В горле все пересохло. Попить бы. А немцы?.. Ну, думаю, довоевался! На своей земле всего боишься: цветок сорвать, воды в речке попить, просто встать во весь рост! И такое зло меня взяло, что в глазах потемнело. „Встань! — приказал я себе. — Встань! Перестань, трястись за свою шкуру!..“ И тело послушалось приказа: я встал, напился из речки, нарвал листьев „солдатской травы“ — подорожника, приложил к ране и вновь забинтовал руку. Пошел к лесу и вдруг ноги будто в землю вросли. Из кустов прямо мне в глаза пушка смотрит…
Просека, выходящая почти к дороге, вся воронками авиабомб исклевана. Среди искромсанных взрывами деревьев разбросаны трупы лошадей, опрокинутые зарядные ящики, пушки и люди, люди… Окликнул: может, живые есть?.. Нет. Никто не отозвался…
Сколько вокруг винтовок, снарядов, пушек… И место ведь какое удобное. Крутой берег речки. Взорвать бы мост. Тут таких дел наворочать можно. Ахнуть по немцам!
— „Ахать“ — то кто будет? Ты? Калека с одной рукой?! — язвительно шепчет во мне какой-то голос.
— Я… Больше некому, — отвечаю ему. — Я боец.
— Ты не боец. Ты раненый. Кто с тебя спросит?..
— Я не могу уйти…
— Ушли же товарищи ночью. Уноси ноги и ты… Вон лошадь совсем близко ходит. Поймай! Что ты медлишь?.. Беги!..
— Но тут есть оружие! Пушки! Они остановят танки.
Разве ты артиллерист? Кто прикажет?… Ты сам себе командир… Никто никогда не узнает. Беги… и ты будешь жить! Разве это плохо — жить?! Вернуться домой. Увидеть отца, Олю…

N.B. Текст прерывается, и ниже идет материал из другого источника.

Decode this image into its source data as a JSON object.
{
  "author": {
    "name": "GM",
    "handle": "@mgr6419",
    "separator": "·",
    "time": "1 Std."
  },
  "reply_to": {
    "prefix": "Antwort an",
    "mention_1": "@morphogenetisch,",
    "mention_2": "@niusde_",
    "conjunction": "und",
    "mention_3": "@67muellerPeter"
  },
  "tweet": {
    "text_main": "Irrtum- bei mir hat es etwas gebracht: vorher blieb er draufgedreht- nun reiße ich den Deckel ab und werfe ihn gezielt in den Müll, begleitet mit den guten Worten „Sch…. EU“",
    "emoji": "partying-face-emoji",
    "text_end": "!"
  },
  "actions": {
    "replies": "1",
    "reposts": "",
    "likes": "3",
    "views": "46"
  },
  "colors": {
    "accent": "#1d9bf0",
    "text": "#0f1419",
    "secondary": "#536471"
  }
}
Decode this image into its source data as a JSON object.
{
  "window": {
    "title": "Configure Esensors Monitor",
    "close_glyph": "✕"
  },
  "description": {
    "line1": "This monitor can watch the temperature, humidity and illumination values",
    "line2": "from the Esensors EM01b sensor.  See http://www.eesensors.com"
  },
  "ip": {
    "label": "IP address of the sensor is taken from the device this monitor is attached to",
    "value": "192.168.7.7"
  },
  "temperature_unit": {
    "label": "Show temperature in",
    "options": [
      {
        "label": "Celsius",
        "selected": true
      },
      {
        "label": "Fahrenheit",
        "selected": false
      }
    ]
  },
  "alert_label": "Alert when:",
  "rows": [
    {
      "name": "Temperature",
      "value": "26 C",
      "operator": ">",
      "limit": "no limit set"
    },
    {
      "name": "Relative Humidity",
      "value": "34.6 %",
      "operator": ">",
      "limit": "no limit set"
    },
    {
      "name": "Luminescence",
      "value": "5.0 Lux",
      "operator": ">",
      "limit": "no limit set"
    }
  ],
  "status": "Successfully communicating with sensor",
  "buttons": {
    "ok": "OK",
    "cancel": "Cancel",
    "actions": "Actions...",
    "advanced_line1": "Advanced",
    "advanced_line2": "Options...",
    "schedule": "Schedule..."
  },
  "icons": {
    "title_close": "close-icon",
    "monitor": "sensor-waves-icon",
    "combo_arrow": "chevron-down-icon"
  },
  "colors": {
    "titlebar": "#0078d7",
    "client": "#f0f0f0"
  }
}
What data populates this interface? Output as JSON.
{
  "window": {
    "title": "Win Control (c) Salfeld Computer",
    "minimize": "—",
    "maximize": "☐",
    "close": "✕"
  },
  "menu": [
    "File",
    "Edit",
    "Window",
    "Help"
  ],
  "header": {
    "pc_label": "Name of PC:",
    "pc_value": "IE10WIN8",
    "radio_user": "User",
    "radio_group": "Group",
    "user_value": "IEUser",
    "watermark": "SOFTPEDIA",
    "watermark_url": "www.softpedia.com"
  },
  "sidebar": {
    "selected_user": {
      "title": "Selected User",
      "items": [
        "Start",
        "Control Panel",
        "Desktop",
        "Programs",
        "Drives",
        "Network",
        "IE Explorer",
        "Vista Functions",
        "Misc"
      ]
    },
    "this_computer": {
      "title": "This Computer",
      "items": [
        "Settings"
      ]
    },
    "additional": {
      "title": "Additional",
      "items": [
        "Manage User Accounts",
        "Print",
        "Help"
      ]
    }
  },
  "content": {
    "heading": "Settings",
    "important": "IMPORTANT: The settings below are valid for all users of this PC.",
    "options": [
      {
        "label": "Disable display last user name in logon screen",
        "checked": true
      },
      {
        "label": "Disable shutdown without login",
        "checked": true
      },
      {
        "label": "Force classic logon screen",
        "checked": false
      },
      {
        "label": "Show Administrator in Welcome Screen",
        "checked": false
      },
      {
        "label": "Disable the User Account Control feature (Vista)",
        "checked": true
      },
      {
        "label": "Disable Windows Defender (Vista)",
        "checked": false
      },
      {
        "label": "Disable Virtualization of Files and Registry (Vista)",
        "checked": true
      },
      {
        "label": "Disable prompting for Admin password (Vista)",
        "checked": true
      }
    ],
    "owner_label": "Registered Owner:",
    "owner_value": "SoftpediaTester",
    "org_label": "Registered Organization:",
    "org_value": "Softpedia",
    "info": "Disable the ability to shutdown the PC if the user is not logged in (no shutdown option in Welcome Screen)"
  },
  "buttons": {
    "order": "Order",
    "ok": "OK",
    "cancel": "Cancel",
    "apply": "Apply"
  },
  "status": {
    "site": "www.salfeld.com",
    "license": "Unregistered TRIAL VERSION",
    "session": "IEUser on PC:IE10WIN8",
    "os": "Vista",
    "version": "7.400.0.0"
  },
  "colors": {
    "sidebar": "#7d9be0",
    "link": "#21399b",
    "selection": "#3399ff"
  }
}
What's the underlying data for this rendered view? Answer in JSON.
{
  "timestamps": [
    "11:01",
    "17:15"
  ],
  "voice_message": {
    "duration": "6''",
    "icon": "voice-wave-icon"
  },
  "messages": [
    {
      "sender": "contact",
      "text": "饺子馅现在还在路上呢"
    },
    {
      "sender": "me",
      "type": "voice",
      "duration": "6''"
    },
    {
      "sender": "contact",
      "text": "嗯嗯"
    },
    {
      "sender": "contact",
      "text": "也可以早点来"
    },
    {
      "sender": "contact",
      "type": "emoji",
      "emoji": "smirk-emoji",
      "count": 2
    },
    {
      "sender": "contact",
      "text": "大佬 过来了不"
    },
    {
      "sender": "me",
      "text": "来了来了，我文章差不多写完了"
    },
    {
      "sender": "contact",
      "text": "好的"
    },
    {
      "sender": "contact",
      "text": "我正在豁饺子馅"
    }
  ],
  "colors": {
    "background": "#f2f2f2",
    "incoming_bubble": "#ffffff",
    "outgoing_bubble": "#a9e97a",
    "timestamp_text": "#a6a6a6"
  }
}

— Нет!!! — сжав зубы так, что хрустнуло что-то и зазвенело в ушах, крикнул я голосу. — Я знаю, кто ты! Ты — страх! Плевал я на тебя. Я солдат… Плевал я на тебя. Я боец!.. И я командир. Сам себе командир. Я, а не ты!.. И я себе приказываю: остановись! Дай по зубам этой сволочи! Ты пятишься от самой границы. Остановись! Дай по зубам…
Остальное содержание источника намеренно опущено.